Former members of parliament are appointed to review the pay of members of parliament. I do not think that goes far enough in terms of establishing both independence and some form of binding recommendations that could come forward from the independent commission that would be set up if the NDP were to have its way.
Why? We can set up all the independent commissions we like, but if in the end members of parliament have to decide to implement or not to implement the independently arrived at recommendations we are right back to where we started from.
What has often happened in the past when people have looked at MPs' pay and benefits is that they come back with a recommendation that we be paid a heck of a lot more than we are being paid. Then members of parliament have to say, because of the sensitivity of the matter, we cannot accept that recommendation and we are right back to where we started from.
If we are to have some kind of independent review and recommendation we need to have what goes with it, a mechanism for automatic legislation or implementation of those recommendations without it having to come to the floor of the House of Commons and without our being put in the position that we are in today and every other day that we have to deal with this kind of legislation. That has been the longstanding recommendation of the New Democratic Party.

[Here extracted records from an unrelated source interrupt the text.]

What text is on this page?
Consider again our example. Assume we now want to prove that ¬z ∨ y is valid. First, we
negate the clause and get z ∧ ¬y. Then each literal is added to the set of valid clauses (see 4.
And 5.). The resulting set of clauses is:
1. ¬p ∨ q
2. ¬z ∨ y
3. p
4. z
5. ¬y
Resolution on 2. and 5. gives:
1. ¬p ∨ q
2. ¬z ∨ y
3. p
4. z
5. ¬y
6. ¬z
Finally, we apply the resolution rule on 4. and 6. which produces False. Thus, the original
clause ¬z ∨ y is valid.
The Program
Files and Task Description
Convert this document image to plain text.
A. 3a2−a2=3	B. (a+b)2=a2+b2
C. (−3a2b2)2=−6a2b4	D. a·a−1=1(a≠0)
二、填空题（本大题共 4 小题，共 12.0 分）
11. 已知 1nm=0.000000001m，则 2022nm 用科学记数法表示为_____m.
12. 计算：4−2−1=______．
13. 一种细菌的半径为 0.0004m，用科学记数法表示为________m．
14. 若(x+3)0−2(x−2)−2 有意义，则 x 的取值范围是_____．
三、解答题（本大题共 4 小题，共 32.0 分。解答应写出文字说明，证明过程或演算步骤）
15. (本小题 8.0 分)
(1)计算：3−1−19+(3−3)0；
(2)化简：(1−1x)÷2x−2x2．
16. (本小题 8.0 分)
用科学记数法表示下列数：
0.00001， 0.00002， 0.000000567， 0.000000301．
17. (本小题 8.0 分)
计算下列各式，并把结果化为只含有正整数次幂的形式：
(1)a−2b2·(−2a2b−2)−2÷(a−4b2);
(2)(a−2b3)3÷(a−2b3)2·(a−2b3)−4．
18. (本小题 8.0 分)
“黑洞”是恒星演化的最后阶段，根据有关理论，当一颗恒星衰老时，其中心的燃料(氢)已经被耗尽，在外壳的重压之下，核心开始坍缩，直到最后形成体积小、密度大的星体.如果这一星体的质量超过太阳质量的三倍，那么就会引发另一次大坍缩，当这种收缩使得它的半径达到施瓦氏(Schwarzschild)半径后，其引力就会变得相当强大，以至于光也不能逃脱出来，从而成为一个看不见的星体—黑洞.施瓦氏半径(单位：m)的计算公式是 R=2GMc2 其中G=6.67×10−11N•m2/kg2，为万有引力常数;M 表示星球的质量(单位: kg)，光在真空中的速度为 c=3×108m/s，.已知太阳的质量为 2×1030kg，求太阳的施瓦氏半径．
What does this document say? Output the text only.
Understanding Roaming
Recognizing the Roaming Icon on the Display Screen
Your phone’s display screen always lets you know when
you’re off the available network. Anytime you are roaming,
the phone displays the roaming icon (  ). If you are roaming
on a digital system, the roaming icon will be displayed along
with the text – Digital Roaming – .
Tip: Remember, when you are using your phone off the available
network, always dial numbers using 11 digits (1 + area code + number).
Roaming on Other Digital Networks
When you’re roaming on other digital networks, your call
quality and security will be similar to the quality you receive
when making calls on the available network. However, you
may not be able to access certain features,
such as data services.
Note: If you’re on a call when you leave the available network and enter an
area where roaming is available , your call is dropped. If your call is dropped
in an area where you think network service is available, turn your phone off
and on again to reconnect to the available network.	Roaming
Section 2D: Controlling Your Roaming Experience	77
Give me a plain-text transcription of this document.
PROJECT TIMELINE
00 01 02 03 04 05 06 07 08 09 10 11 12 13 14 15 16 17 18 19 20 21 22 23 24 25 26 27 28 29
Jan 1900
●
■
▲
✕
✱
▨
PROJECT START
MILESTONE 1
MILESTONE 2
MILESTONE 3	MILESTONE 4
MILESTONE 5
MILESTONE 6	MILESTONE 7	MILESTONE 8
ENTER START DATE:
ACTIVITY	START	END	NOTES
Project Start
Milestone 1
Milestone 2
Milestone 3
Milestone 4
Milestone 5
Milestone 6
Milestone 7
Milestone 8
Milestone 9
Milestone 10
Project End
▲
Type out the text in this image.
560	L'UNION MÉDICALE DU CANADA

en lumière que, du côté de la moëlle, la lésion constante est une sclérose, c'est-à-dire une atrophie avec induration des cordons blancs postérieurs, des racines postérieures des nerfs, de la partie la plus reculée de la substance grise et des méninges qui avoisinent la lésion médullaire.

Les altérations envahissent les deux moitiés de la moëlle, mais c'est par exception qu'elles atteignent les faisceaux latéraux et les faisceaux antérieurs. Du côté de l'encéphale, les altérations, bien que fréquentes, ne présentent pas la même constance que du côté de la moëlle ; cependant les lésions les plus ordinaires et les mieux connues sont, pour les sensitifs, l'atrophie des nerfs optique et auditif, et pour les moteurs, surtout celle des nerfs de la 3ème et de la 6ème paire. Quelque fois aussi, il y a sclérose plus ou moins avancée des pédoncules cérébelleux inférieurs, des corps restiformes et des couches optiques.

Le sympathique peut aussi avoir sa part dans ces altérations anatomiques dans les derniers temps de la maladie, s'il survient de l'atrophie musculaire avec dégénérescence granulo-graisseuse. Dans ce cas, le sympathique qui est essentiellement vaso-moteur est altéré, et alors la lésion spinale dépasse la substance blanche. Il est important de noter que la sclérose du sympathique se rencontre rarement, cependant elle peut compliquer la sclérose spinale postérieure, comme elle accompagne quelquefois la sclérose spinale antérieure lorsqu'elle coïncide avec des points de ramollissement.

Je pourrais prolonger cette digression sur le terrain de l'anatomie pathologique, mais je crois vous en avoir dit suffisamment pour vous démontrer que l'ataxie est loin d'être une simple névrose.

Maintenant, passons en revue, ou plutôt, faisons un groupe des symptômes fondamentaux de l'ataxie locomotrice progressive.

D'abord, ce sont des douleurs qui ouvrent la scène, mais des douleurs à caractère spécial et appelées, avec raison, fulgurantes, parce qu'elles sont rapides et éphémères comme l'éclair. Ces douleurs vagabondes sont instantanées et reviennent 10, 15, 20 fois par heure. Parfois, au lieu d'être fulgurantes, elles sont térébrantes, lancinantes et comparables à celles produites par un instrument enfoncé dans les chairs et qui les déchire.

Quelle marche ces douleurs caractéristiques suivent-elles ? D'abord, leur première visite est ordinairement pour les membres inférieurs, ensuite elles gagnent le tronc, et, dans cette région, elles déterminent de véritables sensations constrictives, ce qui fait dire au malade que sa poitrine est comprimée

With respect to the details of what we have before us, we are not one of those parties which has members who have opted out of the pension plan. Therefore we have no self-interest either individually or collectively in either the opting in provision or in the supplementary severance. We support this because we see it as an opportunity to address the situation that some of the members who have opted out of the plan find themselves in, a situation which they can either address through accessing the supplementary severance or, if they so choose, opting back into the plan. That is up to individual members and we leave it at that. It did not affect any of our members in any way whatsoever.
The opposition House leader kept referring to the three parties that had opted out of the plan. I do not think that is quite an accurate way to describe it. No parties opted out of the plan. Every party in the House has people in the plan and three parties in the House have individual members outside the plan. The Reform Party has more than any other party. The Liberals and the Bloc have a few. It is not really a question of parties; it is a question of individuals in parties.
I would like to indicate what we are not saying when we indicate our concern about the raise. I would be moved to defend the raise against certain kinds of criticisms. I have been here before when I once opposed a raise. I found myself eventually defending it because I was offended by the kinds of criticisms offered about parliament, about members of parliament and about my colleagues who had supported the raise.
I found myself at that time ending up defending the raise because of the unreasonable and vicious kinds of things that were said about members of parliament who decided they needed a raise after a long period of time in which there had been none, the situation we find ourselves in today.
I want to make clear that our concern about the raise had more to do with timing than with substance. We felt, and I think this was reflected to some degree in the Blais report, that if we were to get a raise of 2% we would have preferred that it happen after everyone else in the public sector had received a raise in that range.
That is not an option that is before us today. We have before us the option of dealing with the legislation today. We do not choose when these things will be dealt with. However that was one of the concerns we had and we do have a reasonable hope that others in the public sector, as the government House leader said, will get a raise in that range.
In any event, these are some of the things I wanted to put on the record. We think it should be dealt with in an independent and binding way.
We regret that is somehow not able to happen, but it is certainly something that we will continue to work for in this parliament and in subsequent parliaments.